Thursday, August 04, 2016

The People’s Platform

With socialism, we can use the world’s resources, and the accumulated knowledge and skill of our fellow workers to change the face of the planet, to create a world in which poverty, exploitation, and war are just bad memories. It is with that goal in mind that we in the Socialist Party set out. The Socialist Party have no illusions of grandeur. We are a small political organisation with a limited audience at the moment. We have no illusions about the scale of the task, or about the limitations imposed by our size, influence, and talents. We don’t regard ourselves as the elect, the bearers of the truth. We know that only the working class can transform society. We don’t seek to put ourselves in place of that class. We seek only to make workers conscious of their interests and their power and to direct that power at the capitalist system. We appeal to all who agree with us, to join us. People have two roads to follow: Either the road of capital, towards steadily worsening living conditions and increasing misery or the road of revolution and socialism.

A socialist revolution worldwide will mean that the problems of world poverty can be tackled and overcome in a coordinated way and that people will move freely over the face of the globe. It will mean harnessing of all the world’s resources for the benefit of united humanity, will become a reality. Few can deny that the world today is in a constant state of upheaval. That is reflected in the widespread turmoil and conflict not only in the developed industrial nations but also in developing nations throughout the world. The Socialist Party has repeatedly demonstrated that the capitalist system does not and cannot work in the interests of the majority. It is a social system in which society is divided into two classes—a capitalist class and a working class. The capitalist class consists of a tiny minority—the wealthy few who own and control the instruments of production and distribution. The working class consists of the vast majority who own no productive property and must, therefore, seek to work for the class that owns and controls the means of life in order to survive. The relationship between the two classes forms the basis for an economic tyranny under which the workers as a class are robbed of the major portion of the social wealth that they produce. Against this insane capitalist system, the Socialist Party raises its voice in emphatic protest and unqualified condemnation. It declares that if our society is to be rid of the host of economic, political and social ills that for so long have plagued it, the outmoded capitalist system of private ownership of the socially operated means of life and production for the profit of a few must be replaced by a new social order. That new social order must be organised on the same basis of social ownership and democratic management of all the instruments of social production, all means of distribution and all of the social services. It must be one in which production is carried on to satisfy human needs and wants. In short, it must be genuine socialism.

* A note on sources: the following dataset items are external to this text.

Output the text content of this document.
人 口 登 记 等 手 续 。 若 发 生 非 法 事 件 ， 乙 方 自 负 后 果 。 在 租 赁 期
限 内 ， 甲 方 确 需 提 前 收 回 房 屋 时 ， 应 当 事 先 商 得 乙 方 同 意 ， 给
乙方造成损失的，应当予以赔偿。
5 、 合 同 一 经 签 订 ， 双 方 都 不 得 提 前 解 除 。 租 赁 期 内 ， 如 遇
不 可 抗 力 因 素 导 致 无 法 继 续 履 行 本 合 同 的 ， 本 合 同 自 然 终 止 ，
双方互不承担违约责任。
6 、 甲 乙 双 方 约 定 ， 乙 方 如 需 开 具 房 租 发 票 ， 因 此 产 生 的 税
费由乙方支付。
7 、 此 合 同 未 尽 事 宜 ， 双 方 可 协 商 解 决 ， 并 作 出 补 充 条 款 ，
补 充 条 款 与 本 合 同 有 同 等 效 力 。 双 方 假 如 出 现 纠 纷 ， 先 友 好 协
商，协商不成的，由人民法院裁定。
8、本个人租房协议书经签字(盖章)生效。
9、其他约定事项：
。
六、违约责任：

For many on the Left, the working class can’t understand the idea of socialism: only the party can. And socialism is not judged by whether the working people rule, but by whether the new rulers can plan the economy in the name of the “objective interests” of the people where the intellectual Leninist elite battles the capitalists with the goal of better managing the economy for the ignorant masses. We need socialism more urgently than ever. But it won’t come through the vanguardist parties of the Left.

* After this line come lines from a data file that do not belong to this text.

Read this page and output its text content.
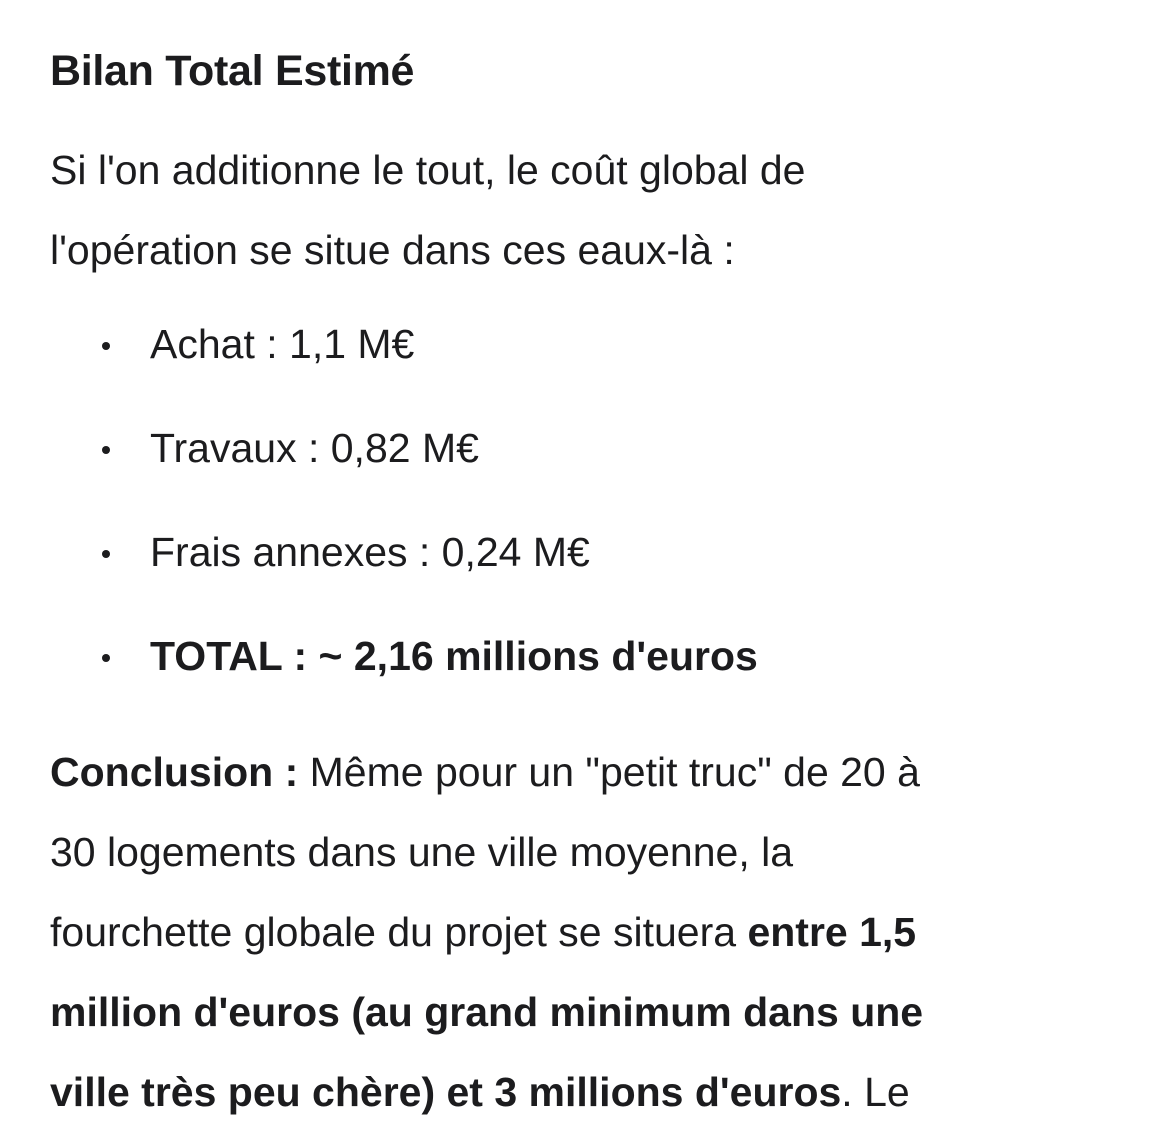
Bilan Total Estimé

Si l'on additionne le tout, le coût global de
l'opération se situe dans ces eaux-là :

Achat : 1,1 M€
Travaux : 0,82 M€
Frais annexes : 0,24 M€
TOTAL : ~ 2,16 millions d'euros

Conclusion : Même pour un "petit truc" de 20 à
30 logements dans une ville moyenne, la
fourchette globale du projet se situera entre 1,5
million d'euros (au grand minimum dans une
ville très peu chère) et 3 millions d'euros. Le
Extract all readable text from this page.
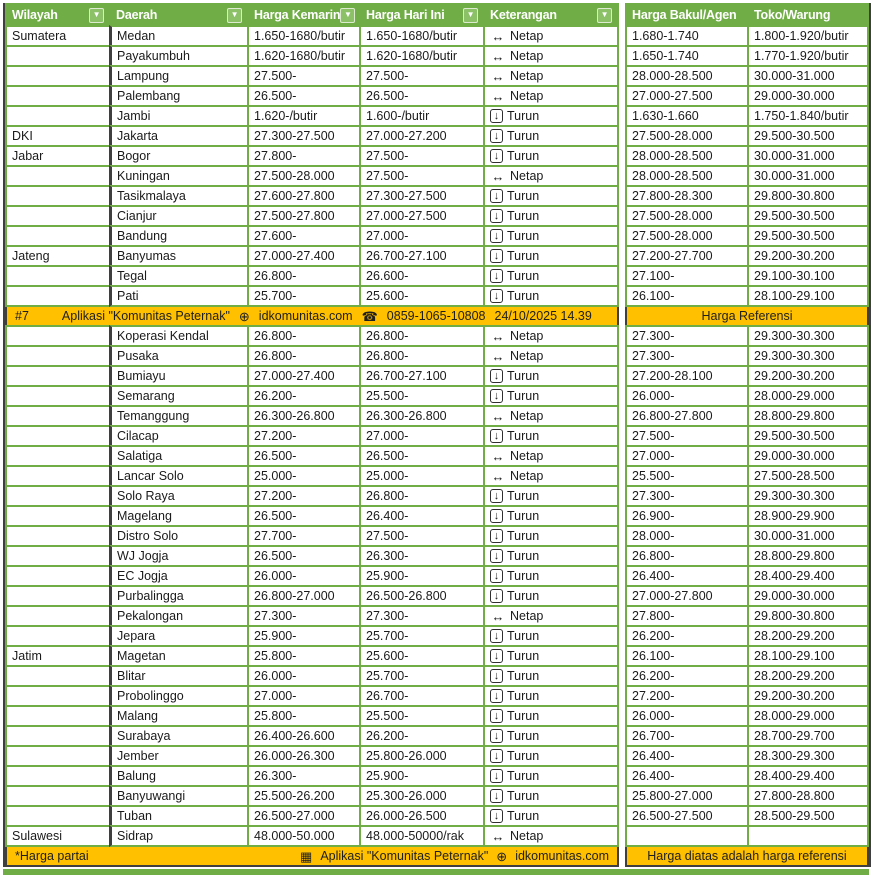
Wilayah	▼ Daerah	▼ Harga Kemarin ▼ Harga Hari Ini	▼ Keterangan	▼
Sumatera	Medan	1.650-1680/butir	1.650-1680/butir	↔ Netap
Payakumbuh	1.620-1680/butir	1.620-1680/butir	↔ Netap
Lampung	27.500-	27.500-	↔ Netap
Palembang	26.500-	26.500-	↔ Netap
Jambi	1.620-/butir	1.600-/butir	↓ Turun
DKI	Jakarta	27.300-27.500	27.000-27.200	↓ Turun
Jabar	Bogor	27.800-	27.500-	↓ Turun
Kuningan	27.500-28.000	27.500-	↔ Netap
Tasikmalaya	27.600-27.800	27.300-27.500	↓ Turun
Cianjur	27.500-27.800	27.000-27.500	↓ Turun
Bandung	27.600-	27.000-	↓ Turun
Jateng	Banyumas	27.000-27.400	26.700-27.100	↓ Turun
Tegal	26.800-	26.600-	↓ Turun
Pati	25.700-	25.600-	↓ Turun
#7	Aplikasi "Komunitas Peternak" ⊕ idkomunitas.com ☎ 0859-1065-10808 24/10/2025 14.39
Koperasi Kendal	26.800-	26.800-	↔ Netap
Pusaka	26.800-	26.800-	↔ Netap
Bumiayu	27.000-27.400	26.700-27.100	↓ Turun
Semarang	26.200-	25.500-	↓ Turun
Temanggung	26.300-26.800	26.300-26.800	↔ Netap
Cilacap	27.200-	27.000-	↓ Turun
Salatiga	26.500-	26.500-	↔ Netap
Lancar Solo	25.000-	25.000-	↔ Netap
Solo Raya	27.200-	26.800-	↓ Turun
Magelang	26.500-	26.400-	↓ Turun
Distro Solo	27.700-	27.500-	↓ Turun
WJ Jogja	26.500-	26.300-	↓ Turun
EC Jogja	26.000-	25.900-	↓ Turun
Purbalingga	26.800-27.000	26.500-26.800	↓ Turun
Pekalongan	27.300-	27.300-	↔ Netap
Jepara	25.900-	25.700-	↓ Turun
Jatim	Magetan	25.800-	25.600-	↓ Turun
Blitar	26.000-	25.700-	↓ Turun
Probolinggo	27.000-	26.700-	↓ Turun
Malang	25.800-	25.500-	↓ Turun
Surabaya	26.400-26.600	26.200-	↓ Turun
Jember	26.000-26.300	25.800-26.000	↓ Turun
Balung	26.300-	25.900-	↓ Turun
Banyuwangi	25.500-26.200	25.300-26.000	↓ Turun
Tuban	26.500-27.000	26.000-26.500	↓ Turun
Sulawesi	Sidrap	48.000-50.000	48.000-50000/rak	↔ Netap
*Harga partai	▦ Aplikasi "Komunitas Peternak" ⊕ idkomunitas.com
Harga Bakul/Agen Toko/Warung
1.680-1.740	1.800-1.920/butir
1.650-1.740	1.770-1.920/butir
28.000-28.500	30.000-31.000
27.000-27.500	29.000-30.000
1.630-1.660	1.750-1.840/butir
27.500-28.000	29.500-30.500
28.000-28.500	30.000-31.000
28.000-28.500	30.000-31.000
27.800-28.300	29.800-30.800
27.500-28.000	29.500-30.500
27.500-28.000	29.500-30.500
27.200-27.700	29.200-30.200
27.100-	29.100-30.100
26.100-	28.100-29.100
Harga Referensi
27.300-	29.300-30.300
27.300-	29.300-30.300
27.200-28.100	29.200-30.200
26.000-	28.000-29.000
26.800-27.800	28.800-29.800
27.500-	29.500-30.500
27.000-	29.000-30.000
25.500-	27.500-28.500
27.300-	29.300-30.300
26.900-	28.900-29.900
28.000-	30.000-31.000
26.800-	28.800-29.800
26.400-	28.400-29.400
27.000-27.800	29.000-30.000
27.800-	29.800-30.800
26.200-	28.200-29.200
26.100-	28.100-29.100
26.200-	28.200-29.200
27.200-	29.200-30.200
26.000-	28.000-29.000
26.700-	28.700-29.700
26.400-	28.300-29.300
26.400-	28.400-29.400
25.800-27.000	27.800-28.800
26.500-27.500	28.500-29.500
Harga diatas adalah harga referensi
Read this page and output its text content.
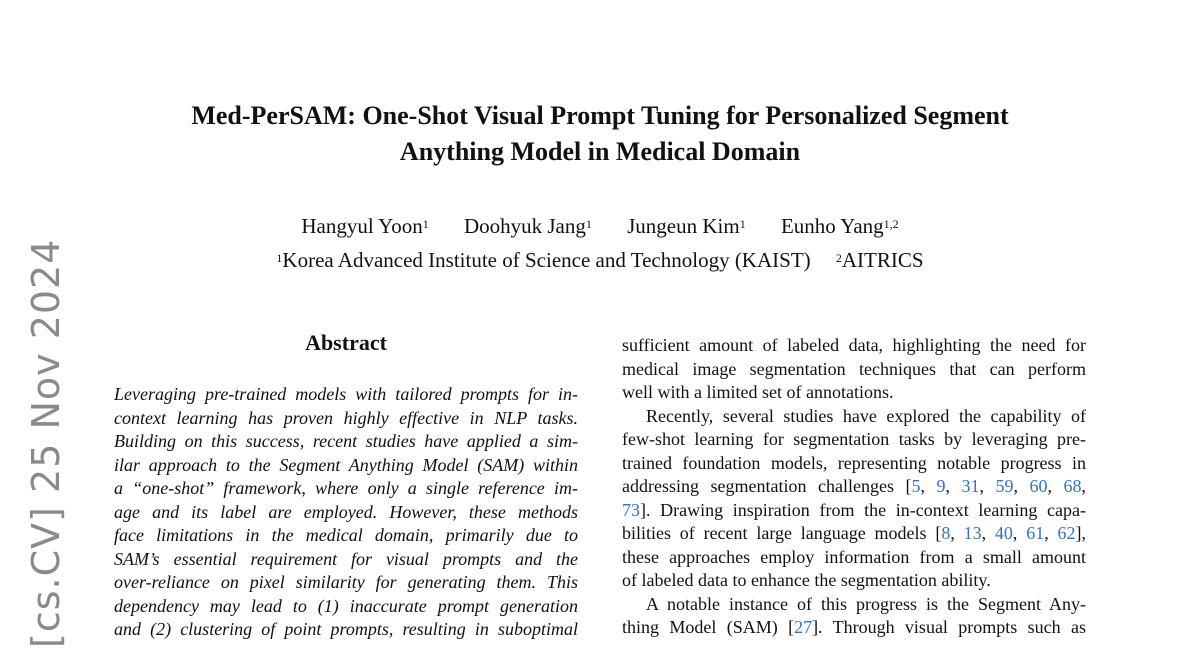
[cs.CV] 25 Nov 2024
Med-PerSAM: One-Shot Visual Prompt Tuning for Personalized Segment
Anything Model in Medical Domain
Hangyul Yoon$^1$ Doohyuk Jang$^1$ Jungeun Kim$^1$ Eunho Yang$^{1,2}$
$^1$Korea Advanced Institute of Science and Technology (KAIST) $^2$AITRICS
Abstract
Leveraging pre-trained models with tailored prompts for in-
context learning has proven highly effective in NLP tasks.
Building on this success, recent studies have applied a sim-
ilar approach to the Segment Anything Model (SAM) within
a “one-shot” framework, where only a single reference im-
age and its label are employed. However, these methods
face limitations in the medical domain, primarily due to
SAM’s essential requirement for visual prompts and the
over-reliance on pixel similarity for generating them. This
dependency may lead to (1) inaccurate prompt generation
and (2) clustering of point prompts, resulting in suboptimal
sufficient amount of labeled data, highlighting the need for
medical image segmentation techniques that can perform
well with a limited set of annotations.
Recently, several studies have explored the capability of
few-shot learning for segmentation tasks by leveraging pre-
trained foundation models, representing notable progress in
addressing segmentation challenges [5, 9, 31, 59, 60, 68,
73]. Drawing inspiration from the in-context learning capa-
bilities of recent large language models [8, 13, 40, 61, 62],
these approaches employ information from a small amount
of labeled data to enhance the segmentation ability.
A notable instance of this progress is the Segment Any-
thing Model (SAM) [27]. Through visual prompts such as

Help us build a world in which everyone will enjoy the free exercise and full benefit of their individual faculties, multiplied by all the technological and other factors of modern civilisation. Despite the many threats to workers’ lives, liberty and happiness today, despite the growing poverty and misery that workers are subjected to, a world of peace, liberty, security, health and abundance for all stands within our grasp. The potential to create such a society exists, but that potential can be realised only if workers act to gain control of their own lives by organising, politically and industrially, for socialism. We can sympathise with any organisation, party, or group that sincerely advocates the self-emancipation of the workers. Even when they themselves are not yet interested in revolutionary ideas, radical groups could discuss on their own how the working class might organise, production, distribution, and control over society. Socialist ideas and the socialist revolution are still evolving.